Noktalama ve imla bilmezler. Edebiyatçılar... ( Edebiyat alaninda eğitimci, yazar, akademisyen falan değiller. a rica ederiz; hepsinin toplamından çok ucalardalar... Onun için onlara Edebiyatçı denir...)
Yazı türlerinin inceliklerini - daha da(!) ileri düzeyde olanları- ve türler arasındaki farkları bilmezler. Edebiyatçılar...
Bilmeyiz ki ne vakittir -hangi yazı türünde olduğu sadece kitap istifinin üstünde yazar- tek bir yazı türünde ve tek bir kitap bastırmışlardır ama hâlâ Edebiyatçılar... ( Hiç kiitabı olmayanın ucalığının hikmetine, biz, nail olamadık!)
Hiç kitapları, hitapları, üslupları, ekolleri, Edebiyata, insana katkıları yoktur... Ama fi tarihinden beri aynı grup içinde, aynı amma ayrı/lmış yerlere yazıp sôylerler; aynı yerlere giderler. Aynı etkinliklerde hep gôrünürler. Lakin Edebiyatçılar!.. Bunların daha mahirleri kendilerini eseriyle, duruşu ile, edebi ile anlatmak şôyle dursun; - içlerinden gelen o birikim(!)le- kendilerince eser, yazar beğenir, beğenmezler; seçer seçmezler, kategorize ederler etmezler... Amma edebiyatçılar... ( İlahi bir değerlendirme yetenekleri var/ mış gibiler.)
Kendilerinden başkasını duymaz, gôrmezler; hiiç de beğenmezler. Edebiyat dünyasını gôrmezler. Her nasılsa ara ara bu dünyanın varlığını hissetseler de ama yine de azametlerinden(!) dolayı bu dünyaya katkı sunmazlar. ( Sunmak mı?? Aa.. Kapıyı, bacayı, locayı kim tutacak?) Lakin edebiyatçılar...
Onlar gôrmeyip duymayınca, onlar koltuk kôşe kapınca, onlar aynı nakaratı aynı sakladıkları kağıda yazınca; onlar gerçek eserleri okumayınca; onlar kendilerince yana yôreye ait yarım ağızla bir kanaate sahip olunca... asayiş.berkemaldir ve bôylece yalnız onlar edebiyat ve edep dünyasıdır.(Ne saadet ve ne kudret!

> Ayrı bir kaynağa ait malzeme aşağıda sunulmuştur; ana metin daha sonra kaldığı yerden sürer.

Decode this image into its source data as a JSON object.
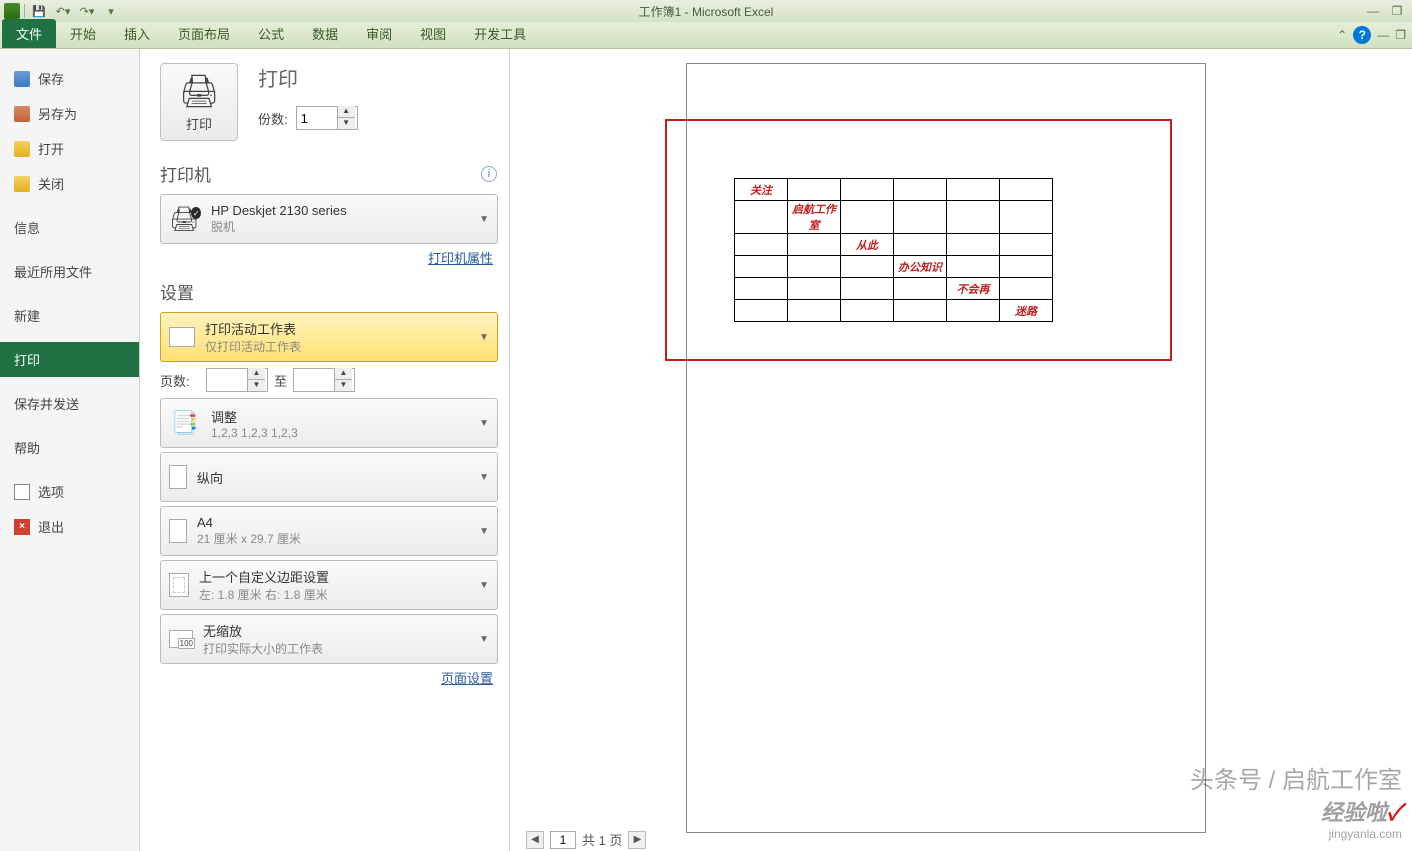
{
  "app": {
    "title": "工作簿1 - Microsoft Excel"
  },
  "ribbon": {
    "tabs": [
      "文件",
      "开始",
      "插入",
      "页面布局",
      "公式",
      "数据",
      "审阅",
      "视图",
      "开发工具"
    ],
    "active_index": 0
  },
  "backstage": {
    "save": "保存",
    "save_as": "另存为",
    "open": "打开",
    "close": "关闭",
    "info": "信息",
    "recent": "最近所用文件",
    "new": "新建",
    "print": "打印",
    "save_send": "保存并发送",
    "help": "帮助",
    "options": "选项",
    "exit": "退出",
    "selected": "print"
  },
  "print": {
    "title": "打印",
    "button_label": "打印",
    "copies_label": "份数:",
    "copies_value": "1",
    "printer_section": "打印机",
    "printer_name": "HP Deskjet 2130 series",
    "printer_status": "脱机",
    "printer_props": "打印机属性",
    "settings_section": "设置",
    "print_what_title": "打印活动工作表",
    "print_what_sub": "仅打印活动工作表",
    "pages_label": "页数:",
    "pages_to": "至",
    "collate_title": "调整",
    "collate_sub": "1,2,3    1,2,3    1,2,3",
    "orientation": "纵向",
    "paper_title": "A4",
    "paper_sub": "21 厘米 x 29.7 厘米",
    "margins_title": "上一个自定义边距设置",
    "margins_sub": "左: 1.8 厘米    右: 1.8 厘米",
    "scale_title": "无缩放",
    "scale_sub": "打印实际大小的工作表",
    "page_setup": "页面设置"
  },
  "preview": {
    "cells": {
      "r0c0": "关注",
      "r1c1": "启航工作室",
      "r2c2": "从此",
      "r3c3": "办公知识",
      "r4c4": "不会再",
      "r5c5": "迷路"
    },
    "nav_current": "1",
    "nav_total": "共 1 页"
  },
  "watermark": {
    "line1": "头条号 / 启航工作室",
    "line2a": "经验啦",
    "line2b": "✓",
    "line3": "jingyanla.com"
  }
}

Ve ne güçlü bir inanç(!) ) E tabii onlar Edebiyatçıdır... Tabii başı kuma gômmek bir huzur, bir güç verir kimilerine. ( Bakın, biz bu haleti anlayabiliriz(!) )
Ancak -başı kumda olanlarca- anlasılmayan şu: Edebiyat, edep, kültür dünyası çitleri, kôşeleri, koltukları, bir iki çatıyı, bir iki kapıyı, bir iki bakışı, bir iki caka ya da çalımı aşalı hayli vakit oldu. Biraz, başı kaldırıp çevreye, hayata, insana, çağın yeni sayfalarına iyi bakmak gerek, a Edebi / Yatçılar. (Ha cesaret!)
Üstelik bu milletin edebiyat, edep dünyası her devirde zengindir, güçlüdür. Güçlüdür çünkü bu memleketin birikimli, kültürlü, erdemli, basiretli, aklıselim sahibi, gayretli, bilgili nice insanı vardır. Bu memlekette işte bu yürekli insanlar. hem edebiyat, edep, kültür dünyasına patent verir hem de bu dünyalardaki gayretli, basiretli insanlara, eserlere ruhsat verir...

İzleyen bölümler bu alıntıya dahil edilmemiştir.